Чехову нетрудно было отказаться от манеры Тургенева, которая казалась ему устаревшей. Искусство Достоевского никогда его не искушало: он не любил ни идей, снабженных для правдоподобия именем и костюмом, ни аффектации, ни напряженной интриги повествования. Был, однако, писатель, под влияние которого Антон Павлович мог бы легко подпасть. В незаконченном рассказе «Письмо» герой повествования читает книгу неназванного автора и так отзывается о ней: «Какая сила! Форма, по–видимому, неуклюжа, но зато какая широкая свобода, какой страшный, необъятный художник чувствуется в этой неуклюжести! В одной фразе три раза «который» и два раза «видимо», фраза сделана дурно, не кистью, а точно мочалкой, но какой фонтан бьет из–под этих «которых», какая прячется под ним гибкая, стройная, глубокая мысль, какая кричащая правда!» Легко догадаться, чье произведение читал герой «Письма», — Чехов говорил Щукину: «Вы обратили внимание на язык Толстого? Громадные периоды, предложения нагромождены одно на другое. Не думайте, что это случайно, что это недостаток. Это искусство, и оно дается после труда». С тех пор прошло более чем полвека; все переменилось в нашей стране— и ритм жизни, и люди, и орфография; но в книгах многих современных авторов я нахожу те самые придаточные, то замедленное, нарочито неуклюжее повествование, о которых говорил Чехов. А неуверенный в себе, скромнейший Антон Павлович, лично знавший Толстого, его боготворивший, сумел избежать подражания, создал свой ритм, свою манеру письма.

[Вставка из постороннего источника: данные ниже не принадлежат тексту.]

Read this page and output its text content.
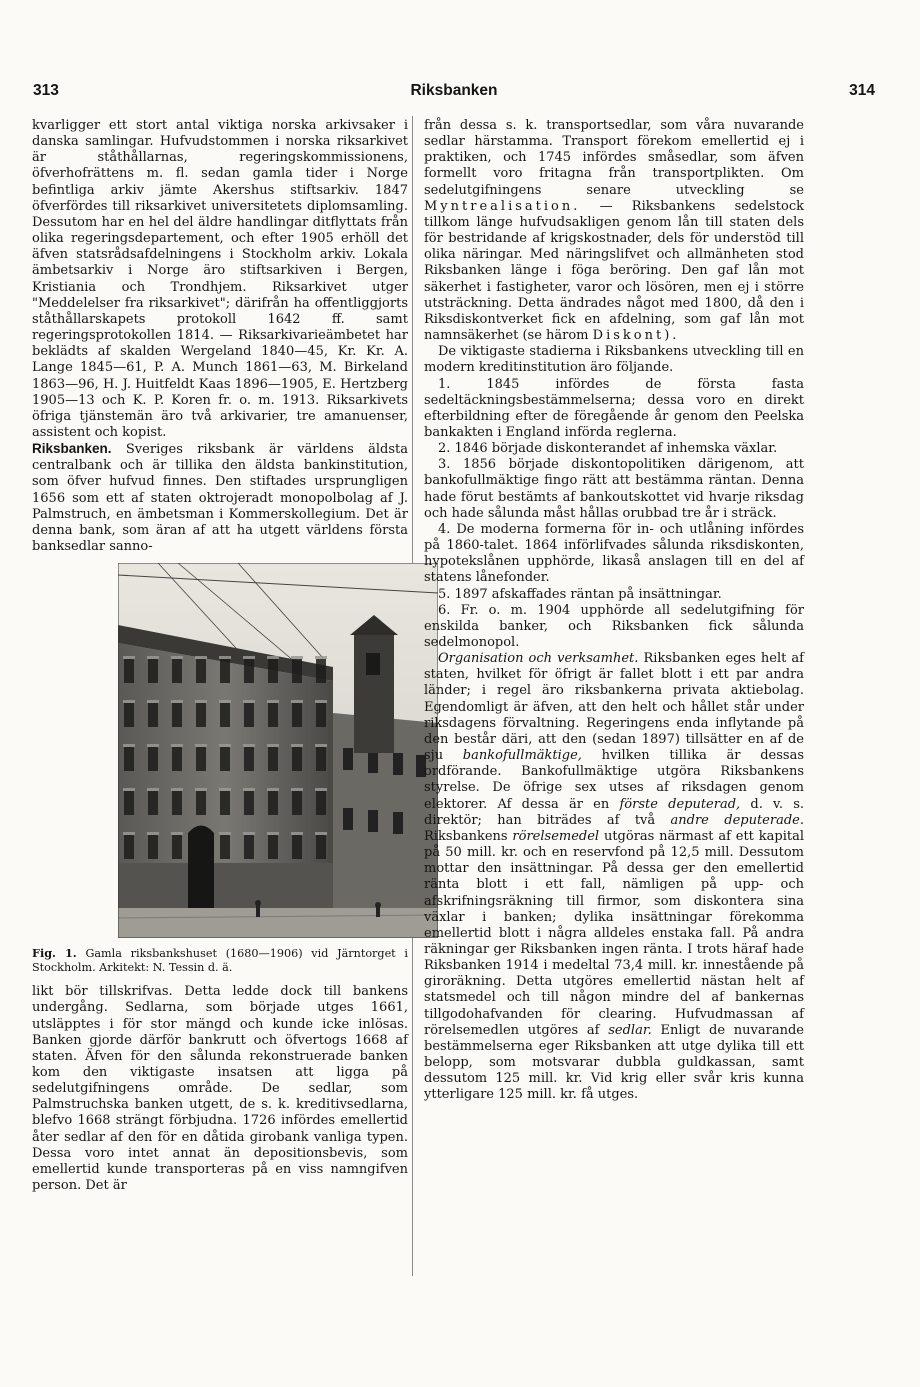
313	Riksbanken	314

kvarligger ett stort antal viktiga norska arkivsaker i danska samlingar. Hufvudstommen i norska riksarkivet är ståthållarnas, regeringskommissionens, öfverhofrättens m. fl. sedan gamla tider i Norge befintliga arkiv jämte Akershus stiftsarkiv. 1847 öfverfördes till riksarkivet universitetets diplomsamling. Dessutom har en hel del äldre handlingar ditflyttats från olika regeringsdepartement, och efter 1905 erhöll det äfven statsrådsafdelningens i Stockholm arkiv. Lokala ämbetsarkiv i Norge äro stiftsarkiven i Bergen, Kristiania och Trondhjem. Riksarkivet utger "Meddelelser fra riksarkivet"; därifrån ha offentliggjorts ståthållarskapets protokoll 1642 ff. samt regeringsprotokollen 1814. — Riksarkivarieämbetet har beklädts af skalden Wergeland 1840—45, Kr. Kr. A. Lange 1845—61, P. A. Munch 1861—63, M. Birkeland 1863—96, H. J. Huitfeldt Kaas 1896—1905, E. Hertzberg 1905—13 och K. P. Koren fr. o. m. 1913. Riksarkivets öfriga tjänstemän äro två arkivarier, tre amanuenser, assistent och kopist.

Riksbanken. Sveriges riksbank är världens äldsta centralbank och är tillika den äldsta bankinstitution, som öfver hufvud finnes. Den stiftades ursprungligen 1656 som ett af staten oktrojeradt monopolbolag af J. Palmstruch, en ämbetsman i Kommerskollegium. Det är denna bank, som äran af att ha utgett världens första banksedlar sanno-

Fig. 1. Gamla riksbankshuset (1680—1906) vid Järntorget i Stockholm. Arkitekt: N. Tessin d. ä.

likt bör tillskrifvas. Detta ledde dock till bankens undergång. Sedlarna, som började utges 1661, utsläpptes i för stor mängd och kunde icke inlösas. Banken gjorde därför bankrutt och öfvertogs 1668 af staten. Äfven för den sålunda rekonstruerade banken kom den viktigaste insatsen att ligga på sedelutgifningens område. De sedlar, som Palmstruchska banken utgett, de s. k. kreditivsedlarna, blefvo 1668 strängt förbjudna. 1726 infördes emellertid åter sedlar af den för en dåtida girobank vanliga typen. Dessa voro intet annat än depositionsbevis, som emellertid kunde transporteras på en viss namngifven person. Det är

från dessa s. k. transportsedlar, som våra nuvarande sedlar härstamma. Transport förekom emellertid ej i praktiken, och 1745 infördes småsedlar, som äfven formellt voro fritagna från transportplikten. Om sedelutgifningens senare utveckling se Myntrealisation. — Riksbankens sedelstock tillkom länge hufvudsakligen genom lån till staten dels för bestridande af krigskostnader, dels för understöd till olika näringar. Med näringslifvet och allmänheten stod Riksbanken länge i föga beröring. Den gaf lån mot säkerhet i fastigheter, varor och lösören, men ej i större utsträckning. Detta ändrades något med 1800, då den i Riksdiskontverket fick en afdelning, som gaf lån mot namnsäkerhet (se härom Diskont).

De viktigaste stadierna i Riksbankens utveckling till en modern kreditinstitution äro följande.

1. 1845 infördes de första fasta sedeltäckningsbestämmelserna; dessa voro en direkt efterbildning efter de föregående år genom den Peelska bankakten i England införda reglerna.

2. 1846 började diskonterandet af inhemska växlar.

3. 1856 började diskontopolitiken därigenom, att bankofullmäktige fingo rätt att bestämma räntan. Denna hade förut bestämts af bankoutskottet vid hvarje riksdag och hade sålunda måst hållas orubbad tre år i sträck.

4. De moderna formerna för in- och utlåning infördes på 1860-talet. 1864 införlifvades sålunda riksdiskonten, hypotekslånen upphörde, likaså anslagen till en del af statens lånefonder.

5. 1897 afskaffades räntan på insättningar.

6. Fr. o. m. 1904 upphörde all sedelutgifning för enskilda banker, och Riksbanken fick sålunda sedelmonopol.

Organisation och verksamhet. Riksbanken eges helt af staten, hvilket för öfrigt är fallet blott i ett par andra länder; i regel äro riksbankerna privata aktiebolag. Egendomligt är äfven, att den helt och hållet står under riksdagens förvaltning. Regeringens enda inflytande på den består däri, att den (sedan 1897) tillsätter en af de sju bankofullmäktige, hvilken tillika är dessas ordförande. Bankofullmäktige utgöra Riksbankens styrelse. De öfrige sex utses af riksdagen genom elektorer. Af dessa är en förste deputerad, d. v. s. direktör; han biträdes af två andre deputerade. Riksbankens rörelsemedel utgöras närmast af ett kapital på 50 mill. kr. och en reservfond på 12,5 mill. Dessutom mottar den insättningar. På dessa ger den emellertid ränta blott i ett fall, nämligen på upp- och afskrifningsräkning till firmor, som diskontera sina växlar i banken; dylika insättningar förekomma emellertid blott i några alldeles enstaka fall. På andra räkningar ger Riksbanken ingen ränta. I trots häraf hade Riksbanken 1914 i medeltal 73,4 mill. kr. innestående på giroräkning. Detta utgöres emellertid nästan helt af statsmedel och till någon mindre del af bankernas tillgodohafvanden för clearing. Hufvudmassan af rörelsemedlen utgöres af sedlar. Enligt de nuvarande bestämmelserna eger Riksbanken att utge dylika till ett belopp, som motsvarar dubbla guldkassan, samt dessutom 125 mill. kr. Vid krig eller svår kris kunna ytterligare 125 mill. kr. få utges.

Флобер мечтал написать роман, в котором ничего не происходило бы. Такого романа он не написал. («Бювар и Пекюше» стал, может быть и не по воле автора, сатирой.) Чехов говорил много раз, что нужно писать просто и о простом, например, как Петр Семенович женился на Марье Ивановне. Беллетристы шутили: Антон Павлович, исправляя рассказ, выбрасывает из него все, остается только, что он и она были молоды, влюбились, поженились, а потом были несчастны. Антон Павлович отвечал: «Послушайте же, но ведь так оно и есть на самом деле…»

Толстой, ценивший рассказы Чехова, не принимал его пьес, считал его неудачным драматургом; это мнение разделялось многими. В пьесах Чехова не было ничего связанного с вековым представлением о театре: ни внешнего, ни внутреннего действия, почти живые картины, порой с выстрелами под занавес, где пуля означает только точку. Жан-Луи Барро говорит о чеховском театре: «Каждая минута полна, но полнота эта не в диалоге, а в молчании, в ощущении жизни».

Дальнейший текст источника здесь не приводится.